Attention Deficit Hyperactivity Disorder (ADHD) is a neurodevelopmental condition characterized by being overly active, having a hard time paying attention, and having difficulty controlling impulsive behaviors. Autism Spectrum Disorder (ASD) is also a neurodevelopmental condition in which children behave, communicate, interact and learn in different ways than most other people.
Dr Fernando Marmolejo-Ramos, a co-researcher and expert in human and artificial cognition at the University of South Australia, says the research has the potential to extend to other neurological conditions.
“Ultimately, we’re looking at how the eyes can help us understand the brain,” says Dr.

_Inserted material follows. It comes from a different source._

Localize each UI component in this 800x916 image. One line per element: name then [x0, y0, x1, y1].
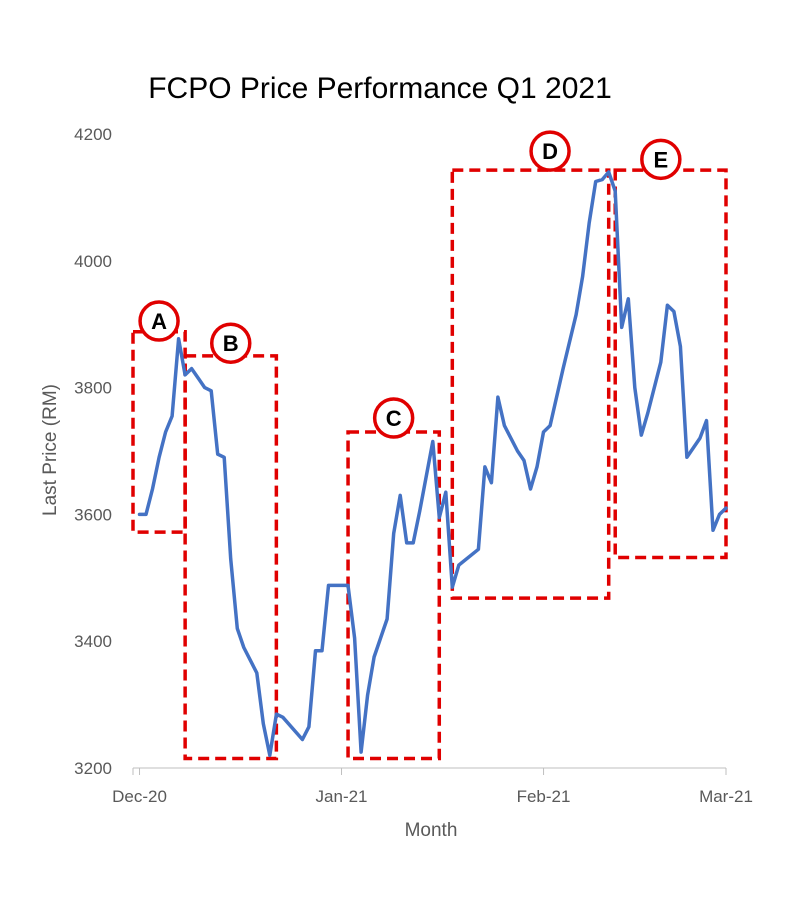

Marmolejo-Ramos.
“While more research is needed to establish abnormalities in retinal signals that are specific to these and other neurodevelopmental disorders, what we have observed so far shows that we are on the verge of something surprising.
“It really is a case of looking at this space; by chance, the eyes could reveal everything.
This research was conducted in collaboration with McGill University, University College London and Great Ormond Street Hospital for Children.
About this ADHD and ASD research news
Author: Annabel Mansfield
Source: University of South Australia
Contact: Annabel Mansfield – University of South Australia
Image: The image is in the public domain
Original research: Free access.
“Discrete Wavelet Transformation Analysis of the Electroretinogram in Autism Spectrum Disorder and Attention Deficit Hyperactivity Disorder” by Fernando Marmolejo-Ramos et al. Frontiers in neuroscience
Discrete Wavelet Transformation Analysis of the Electroretinogram in Autism Spectrum Disorder and Attention Deficit Hyperactivity Disorder
Background: To evaluate the electroretinogram waveform in autism spectrum disorder (ASD) and attention deficit hyperactivity disorder (ADHD) using a discrete wavelet transform (DWT) approach.
Methods: A total of 55 ASD, 15 ADHD, and 156 control subjects took part in this study. Light-adapted full-field electroretinograms (ERGs) were recorded using a Troland protocol, taking pupil size into account, with five flash intensities ranging from –0.12 to 1.20 log fotopic cd.sm-2. A DWT analysis was performed using the Haar wavelet on the waveforms to examine the energy within the time windows of the waves a and b and the oscillatory potentials (OPs) which produced six DWT coefficients related to these parameters. The central frequency bands were between 20 and 160 Hz relative to wave a, wave b and the OP represented by the coefficients: a20, a40, b20, b40, op80 and op160, respectively. Furthermore, the wave amplitude b and the percentage energy contribution of the OPs (% OPs) in the total ERG broadband energy was evaluated.
Results: There were significant group differences (p <0.001) in the coefficients corresponding to the energies in wave b (b20, b40) and OP (op80 and op160) as well as in the amplitude of wave b. Notable differences between the ADHD and control groups were found in the b20 and b40 coefficients. Conversely, the greatest differences between the ASD and the control group were found in the coefficients op80 and op160. The amplitude of the b wave showed significant differences in both ASD and ADHD groups compared to control participants, for flash intensities greater than 0.4 log fotopic cd.sm-2 (p <0.001).
Conclusion: This methodological approach can provide insights into neuronal activity in studies investigating group differences in which retinal signaling can be altered through neurodevelopmental or neurodegenerative conditions. However, further work will be needed to determine whether retinal signal analysis can offer a classification model for neurodevelopmental conditions in which there is a co-occurrence such as ASD and ADHD.